22 fevereiro, 2002

Oss lustiga vara!

Nós estamos nos divertindo! Esta é uma frase em sueco que aprendi ontem com a Eva (pronuncia-se Iéva), minha “inquilina”. Ela é amiga de um amigo meu e não tinha para onde ir. Ele lembrou de mim - mais precisamente da minha falta de dinheiro – e, juntamos o útil ao agradável por força das circunstâncias. Por enquanto, estamos nos dando bem.
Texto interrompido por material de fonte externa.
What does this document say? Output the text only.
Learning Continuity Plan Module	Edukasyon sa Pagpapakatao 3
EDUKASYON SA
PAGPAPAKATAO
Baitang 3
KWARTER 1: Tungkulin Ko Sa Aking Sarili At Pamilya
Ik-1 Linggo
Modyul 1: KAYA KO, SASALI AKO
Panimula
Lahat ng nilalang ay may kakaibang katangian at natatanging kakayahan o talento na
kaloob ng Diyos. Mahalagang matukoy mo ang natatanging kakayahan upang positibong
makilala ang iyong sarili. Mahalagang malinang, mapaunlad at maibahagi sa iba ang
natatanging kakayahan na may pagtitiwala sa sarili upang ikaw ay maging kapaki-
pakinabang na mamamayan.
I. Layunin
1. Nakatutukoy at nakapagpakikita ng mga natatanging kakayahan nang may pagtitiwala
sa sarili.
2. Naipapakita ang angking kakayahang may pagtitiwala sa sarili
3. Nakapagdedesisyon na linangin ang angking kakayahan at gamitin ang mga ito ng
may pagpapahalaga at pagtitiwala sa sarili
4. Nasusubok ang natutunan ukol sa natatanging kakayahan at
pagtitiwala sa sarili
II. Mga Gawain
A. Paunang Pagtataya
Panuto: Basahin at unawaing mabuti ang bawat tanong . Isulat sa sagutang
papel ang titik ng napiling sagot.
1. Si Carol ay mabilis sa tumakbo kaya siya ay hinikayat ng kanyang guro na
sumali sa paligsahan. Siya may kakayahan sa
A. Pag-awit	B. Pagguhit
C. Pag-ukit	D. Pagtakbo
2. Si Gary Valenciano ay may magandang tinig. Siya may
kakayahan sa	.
Eva tem 28 anos, está no Brasil há 1 ano e 3 meses, é muito tranquila, fala muito bem português, está dando aulas de inglês num curso e está procurando um namorado. Ela me contou que, na Suécia, a maioria dos apartamentos são construídos para apenas uma pessoa. Muitos homens passam a vida inteira sem ter mulheres, e isso é muito triste. As mulheres, por sua vez, se enclausuram em suas casas, complexadas, considerando-se gordas e feias, cumprindo, apenas, a obrigação de trabalhar. Pouco se divertem. Quando Eva viu as pessoas dançando à vontade no Rio de Janeiro, soltou-se como um papel ao vento. “Meu Deus, ninguém vai reparar se eu estou dançando, que bom”, disse.
Sem cobranças. Ela pode exibir sua barriguinha branca na praia sem problemas. Ela pode apenas dançar, ninguém irá recriminá-la. Ela pode até iniciar conversa com um cara que ela achou interessante, também, e daí? Liberdade.
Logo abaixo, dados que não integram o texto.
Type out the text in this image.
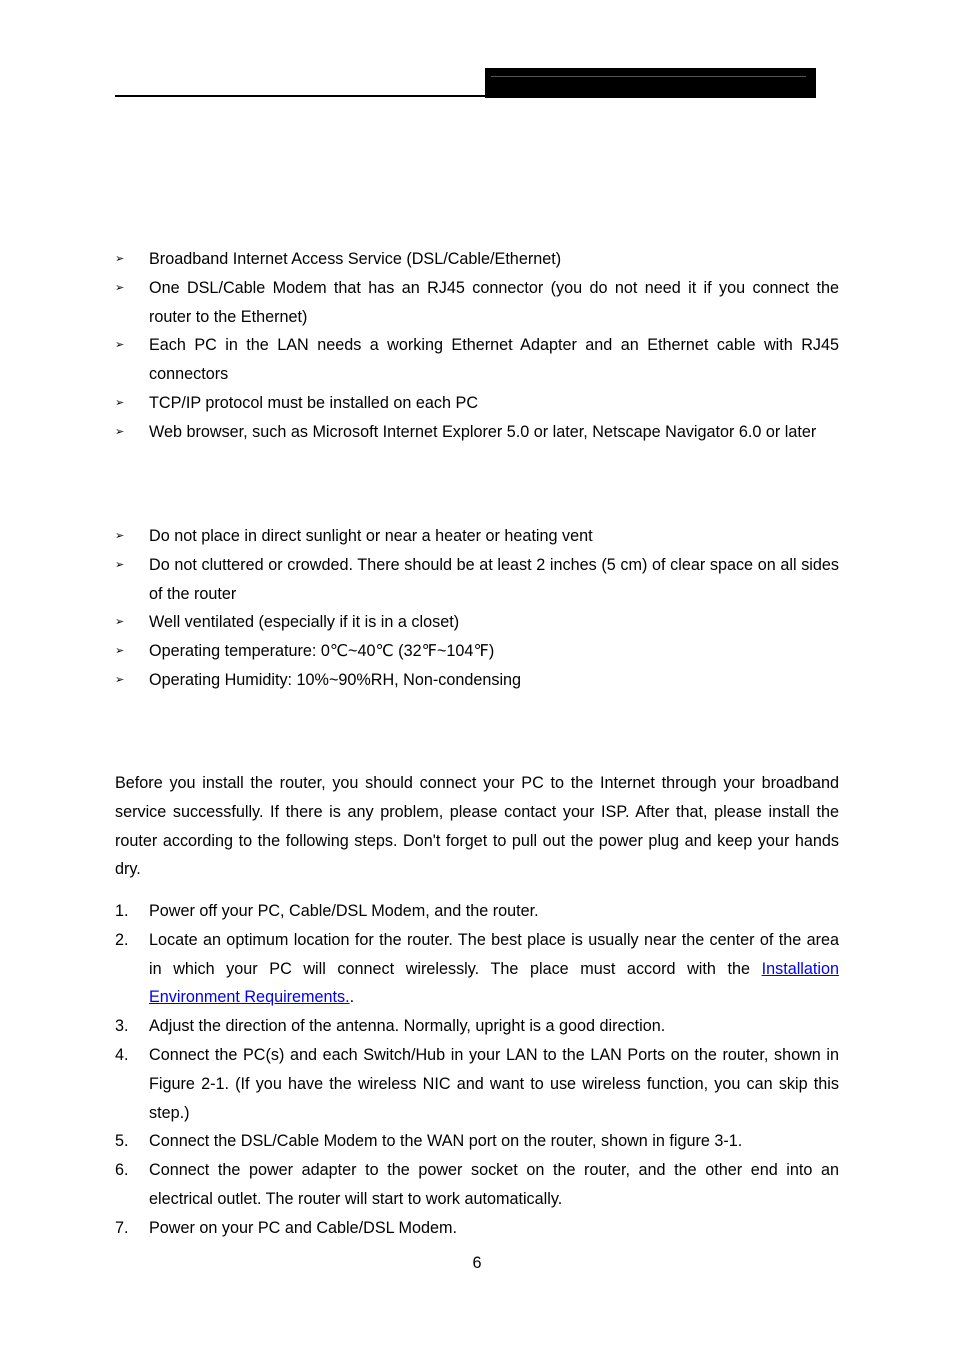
➢	Broadband Internet Access Service (DSL/Cable/Ethernet)
➢	One DSL/Cable Modem that has an RJ45 connector (you do not need it if you connect the router to the Ethernet)
➢	Each PC in the LAN needs a working Ethernet Adapter and an Ethernet cable with RJ45 connectors
➢	TCP/IP protocol must be installed on each PC
➢	Web browser, such as Microsoft Internet Explorer 5.0 or later, Netscape Navigator 6.0 or later
➢	Do not place in direct sunlight or near a heater or heating vent
➢	Do not cluttered or crowded. There should be at least 2 inches (5 cm) of clear space on all sides of the router
➢	Well ventilated (especially if it is in a closet)
➢	Operating temperature: 0℃~40℃ (32℉~104℉)
➢	Operating Humidity: 10%~90%RH, Non-condensing

Before you install the router, you should connect your PC to the Internet through your broadband service successfully. If there is any problem, please contact your ISP. After that, please install the router according to the following steps. Don't forget to pull out the power plug and keep your hands dry.

1.	Power off your PC, Cable/DSL Modem, and the router.
2.	Locate an optimum location for the router. The best place is usually near the center of the area in which your PC will connect wirelessly. The place must accord with the Installation Environment Requirements..
3.	Adjust the direction of the antenna. Normally, upright is a good direction.
4.	Connect the PC(s) and each Switch/Hub in your LAN to the LAN Ports on the router, shown in Figure 2-1. (If you have the wireless NIC and want to use wireless function, you can skip this step.)
5.	Connect the DSL/Cable Modem to the WAN port on the router, shown in figure 3-1.
6.	Connect the power adapter to the power socket on the router, and the other end into an electrical outlet. The router will start to work automatically.
7.	Power on your PC and Cable/DSL Modem.
6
Nesses tempos de Big Brother e Casa dos Artistas, depois dessa conversa com a Eva, pensei na Igreja Católica e nas freiras do colégio onde estudei dizendo que Deus estava me olhando, por isso eu tinha que ser "direitinha" e "boazinha". E eu imaginava Deus com olhos bem grandes, me vigiando, seguindo todos os meus passos, sabendo se eu mentia, se eu comia biscoito antes do almoço, se eu pensava no menininho que eu gostava. Quanta culpa. Eu quase queria não ser, assim fugiria dos olhos grandes de Deus a me vigiar. Mas depois eu esqueci Dele, e comecei a “invadir” sua casa, como se quisesse comprovar que Ele não era nada de mais. Assim como eu. Fora do horário, eu e uma amiga arrombávamos as portas da capela e tocávamos o velho órgão do colégio fazendo muito barulho. Íamos ao altar e fingíamos rezar uma missa, segurando o cálice acima da cabeça, falando alto, fazendo eco na capela vazia. Quando alguém aparecia, nos escondíamos dentro do confessionário, às gargalhadas, leves e ignorantes do rompimento que estávamos travando.